Durch die Woche mit Nina Apin

Verzicht ist das neue große Ding in unserer anpolitisierten Wohlstandsgesellschaft: So ziemlich alle verzichten gerade auf irgendwas, der Umwelt oder der eigenen Gesundheit zuliebe: auf Fleisch, auf Urlaubsflüge oder auf Plastiktüten. Wenn sie nicht gleich Intervallfasten betreiben – eine Methode der unregelmäßigen Nahrungsaufnahme, die sich, wie schon der Vorgänger-Hype „Paläo-Diät“, an die Lebensgewohnheiten des Steinzeitmenschen anlehnt: Auf Tage der reichlichen Kalorienaufnahme folgen Perioden des Hungerns. Schließlich gab es damals im Paläolithikum nicht jeden Tag frisch erlegtes Tier, sondern auch mal tagelang nur Nüsse und Beeren.

Paläo-Diät

Ob man den Verzicht nun nach der 5:2-Methode praktiziert (fünf Tage normal essen und zwei extrem kalorienreduziert) oder nach dem 16:8-Prinzip (16 Stunden lang nur Wasser oder Tee, dann ran an die Nahrung), der neue Diät-Trend, der sich bis in meinen Bekanntenkreis gehungert hat, passt perfekt zur aktuellen Askesestimmung. Wer sich selbst im Privaten Verzicht auferlegt, darf sich auch ein bisschen FFF fühlen, obwohl er oder sie vermutlich nicht im Traum dran denken würde, in einer solarbetriebenen Jacht ohne Klo und richtiges Essen über den Atlantik zu segeln, wie Greta Thunberg, die neue Ikone der Öko-Askese.

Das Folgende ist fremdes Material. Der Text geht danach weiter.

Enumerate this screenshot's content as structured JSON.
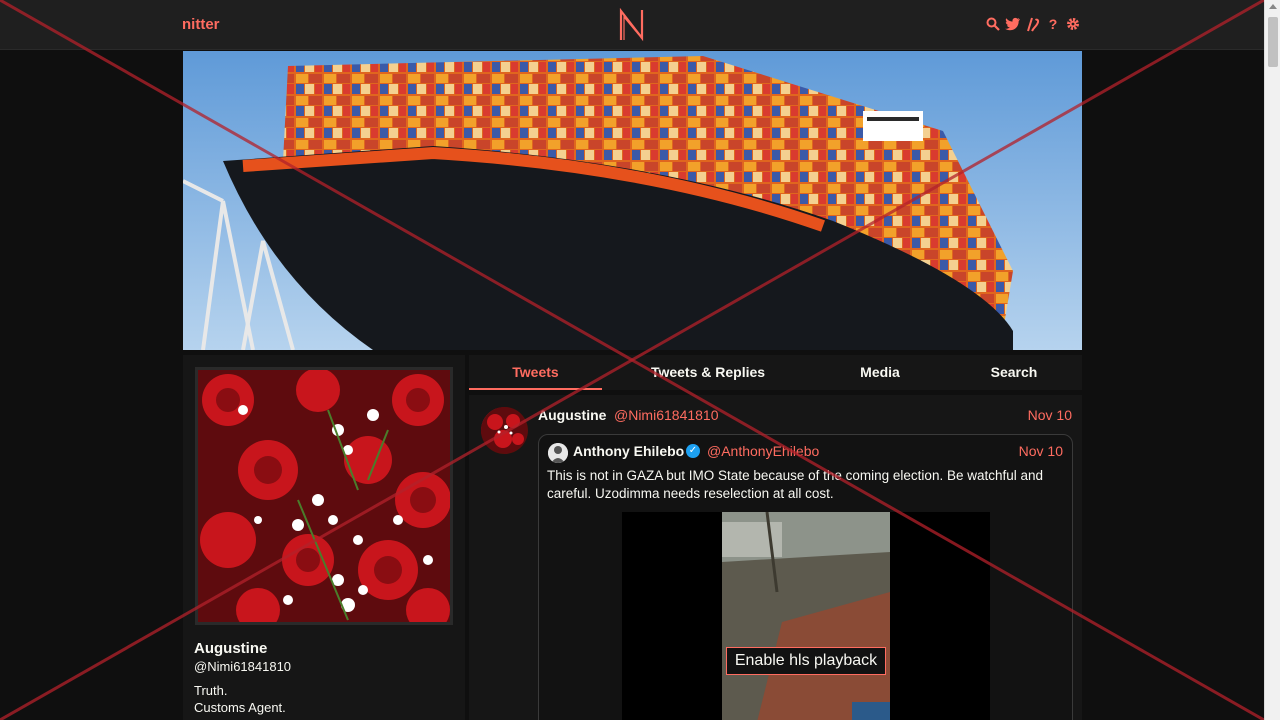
{
  "nav": {
    "brand": "nitter",
    "logo_letter": "N",
    "icons": [
      "search-icon",
      "twitter-icon",
      "rss-icon",
      "help-icon",
      "gear-icon"
    ]
  },
  "banner": {
    "subject": "container-ship"
  },
  "profile": {
    "name": "Augustine",
    "handle": "@Nimi61841810",
    "bio_line1": "Truth.",
    "bio_line2": "Customs Agent."
  },
  "tabs": [
    {
      "label": "Tweets",
      "active": true
    },
    {
      "label": "Tweets & Replies",
      "active": false
    },
    {
      "label": "Media",
      "active": false
    },
    {
      "label": "Search",
      "active": false
    }
  ],
  "tweet": {
    "author": "Augustine",
    "handle": "@Nimi61841810",
    "date": "Nov 10",
    "quote": {
      "author": "Anthony Ehilebo",
      "verified": true,
      "handle": "@AnthonyEhilebo",
      "date": "Nov 10",
      "text": "This is not in GAZA but IMO State because of the coming election. Be watchful and careful. Uzodimma needs reselection at all cost.",
      "video_button": "Enable hls playback"
    }
  },
  "colors": {
    "accent": "#ff6c60",
    "background": "#0f0f0f",
    "panel": "#161616",
    "navbar": "#1f1f1f",
    "verified": "#1da1f2"
  }
}
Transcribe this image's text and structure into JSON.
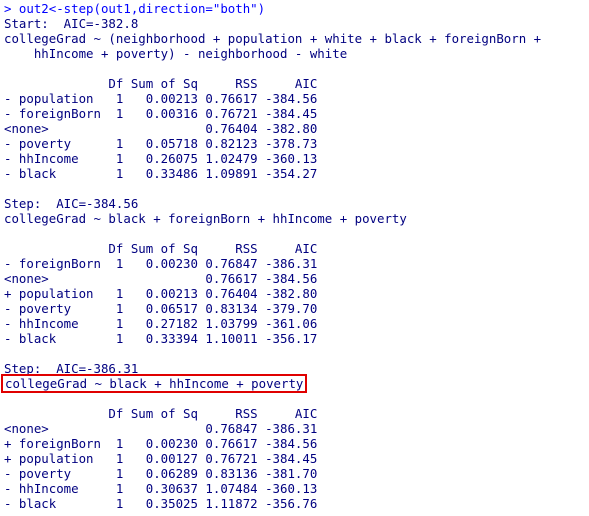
{
  "console": {
    "lines": [
      {
        "text": "> out2<-step(out1,direction=\"both\")",
        "kind": "cmd"
      },
      {
        "text": "Start:  AIC=-382.8",
        "kind": "out"
      },
      {
        "text": "collegeGrad ~ (neighborhood + population + white + black + foreignBorn +",
        "kind": "out"
      },
      {
        "text": "    hhIncome + poverty) - neighborhood - white",
        "kind": "out"
      },
      {
        "text": "",
        "kind": "blank"
      },
      {
        "text": "              Df Sum of Sq     RSS     AIC",
        "kind": "out"
      },
      {
        "text": "- population   1   0.00213 0.76617 -384.56",
        "kind": "out"
      },
      {
        "text": "- foreignBorn  1   0.00316 0.76721 -384.45",
        "kind": "out"
      },
      {
        "text": "<none>                     0.76404 -382.80",
        "kind": "out"
      },
      {
        "text": "- poverty      1   0.05718 0.82123 -378.73",
        "kind": "out"
      },
      {
        "text": "- hhIncome     1   0.26075 1.02479 -360.13",
        "kind": "out"
      },
      {
        "text": "- black        1   0.33486 1.09891 -354.27",
        "kind": "out"
      },
      {
        "text": "",
        "kind": "blank"
      },
      {
        "text": "Step:  AIC=-384.56",
        "kind": "out"
      },
      {
        "text": "collegeGrad ~ black + foreignBorn + hhIncome + poverty",
        "kind": "out"
      },
      {
        "text": "",
        "kind": "blank"
      },
      {
        "text": "              Df Sum of Sq     RSS     AIC",
        "kind": "out"
      },
      {
        "text": "- foreignBorn  1   0.00230 0.76847 -386.31",
        "kind": "out"
      },
      {
        "text": "<none>                     0.76617 -384.56",
        "kind": "out"
      },
      {
        "text": "+ population   1   0.00213 0.76404 -382.80",
        "kind": "out"
      },
      {
        "text": "- poverty      1   0.06517 0.83134 -379.70",
        "kind": "out"
      },
      {
        "text": "- hhIncome     1   0.27182 1.03799 -361.06",
        "kind": "out"
      },
      {
        "text": "- black        1   0.33394 1.10011 -356.17",
        "kind": "out"
      },
      {
        "text": "",
        "kind": "blank"
      },
      {
        "text": "Step:  AIC=-386.31",
        "kind": "out"
      },
      {
        "text": "collegeGrad ~ black + hhIncome + poverty",
        "kind": "highlight"
      },
      {
        "text": "",
        "kind": "blank"
      },
      {
        "text": "              Df Sum of Sq     RSS     AIC",
        "kind": "out"
      },
      {
        "text": "<none>                     0.76847 -386.31",
        "kind": "out"
      },
      {
        "text": "+ foreignBorn  1   0.00230 0.76617 -384.56",
        "kind": "out"
      },
      {
        "text": "+ population   1   0.00127 0.76721 -384.45",
        "kind": "out"
      },
      {
        "text": "- poverty      1   0.06289 0.83136 -381.70",
        "kind": "out"
      },
      {
        "text": "- hhIncome     1   0.30637 1.07484 -360.13",
        "kind": "out"
      },
      {
        "text": "- black        1   0.35025 1.11872 -356.76",
        "kind": "out"
      }
    ]
  },
  "colors": {
    "command": "#0000ff",
    "output": "#000080",
    "highlight_border": "#e00000",
    "background": "#ffffff"
  }
}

Askese macht freilich nur dann Spaß, wenn sie selbst gewählt ist. Weil man eigentlich aus dem Vollen schöpfen könnte, es aber freiwillig nicht tut. Wer immer billig essen muss, immer den Bus nehmen muss, sowieso nicht in Urlaub fahren kann und den Zoobesuch mit den Kindern streicht, weil das Geld knapp ist, fühlt sich nicht wie eine hippe Heldin des Postwachstums, sondern einfach nur arm. Wenn man den jüngsten Wirtschaftsprognosen glaubt, dann könnte der unfreiwillige Verzicht bald mehr Bundesbürger treffen: Laut dem Statistischen Bundesamt wird das Bruttoinlandsprodukt leicht sinken, die Konjunktur ist dabei, zu kippen.

Konjunktur

Freunde der Postwachstumslehre freuen sich schon: darauf, dass weniger Flachbildschirme gekauft werden, weniger Autos, weniger Pauschalreisen, weniger argentinische Hüftsteaks. Im Glauben, dass es den Planeten retten wird, wenn wir alle den Gürtel enger schnallen. Und verzichten, das wollen wir doch jetzt eh alle, oder? Na ja. Es gibt sehr viele Leute, für die nicht die Rettung des Planeten Priorität hat, sondern erst mal die Sicherung der eigenen Lebensqualität, die sie sich mühsam erarbeitet haben – oder um die sie bangen. Weil sie keine reichen Eltern haben, keine Ersparnisse, keine beruflichen Qualifika­tio­nen, die auch in Zukunft noch gefragt sein werden. Für viele bedeutet ein lebenswerter Alltag: eine bezahlbare Wohnung, ein Job, der zum Leben reicht, ein Hobby. Dazu gehört für die meisten auch ein bezahlbarer Urlaub – mit dem Flieger, weil Bahn fahren teurer ist. Oder ein großer Flachbildschirm. Oder zwei Autos in der Garage, weil er (klassischerweise) zum Job pendelt und sie die Kinder fahren muss.

Lifestyle-Snobismus

Über einen alten Diesel in der Garage, Billigklamotten und Grillwurst aus dem Supermarkt kann man als ökobewusstes Mittelschichtskind leicht die Nase rümpfen. Aber diesen Lifestyle-Snobismus schon für einen Politikansatz zu halten ist grundfalsch. Wie wäre es, wenn das Bahnnetz dichter, das Bahnfahren billiger würde? Und Wurst und Kleider etwas teurer? Aber das wäre dann ja, igitt, Verbotspolitik. Vor der haben irgendwie alle Angst, weil es heißt, die Leute würden dann womöglich aus Frust AfD wählen. Aber das ist ein Quatschargument. Eine handfeste Regulierungspolitik ist besser zu vermitteln als ein ständiger Moralismus, der die Lebenswirklichkeit vieler Menschen ignoriert.

Postwachstum

Zur Wahrheit gehört eben auch, dass von einer Rezession (oder von Einschnitten durch eine entschiedene Klimapolitik) nicht diejenigen als Erste betroffen sind, die heute schon die Wahl haben zwischen nachhaltigem und weniger nachhaltigem Konsum. Sondern diejenigen, die als Reservearmee des Dienstleistungskapitalismus auf Kurzarbeit gesetzt oder entlassen werden.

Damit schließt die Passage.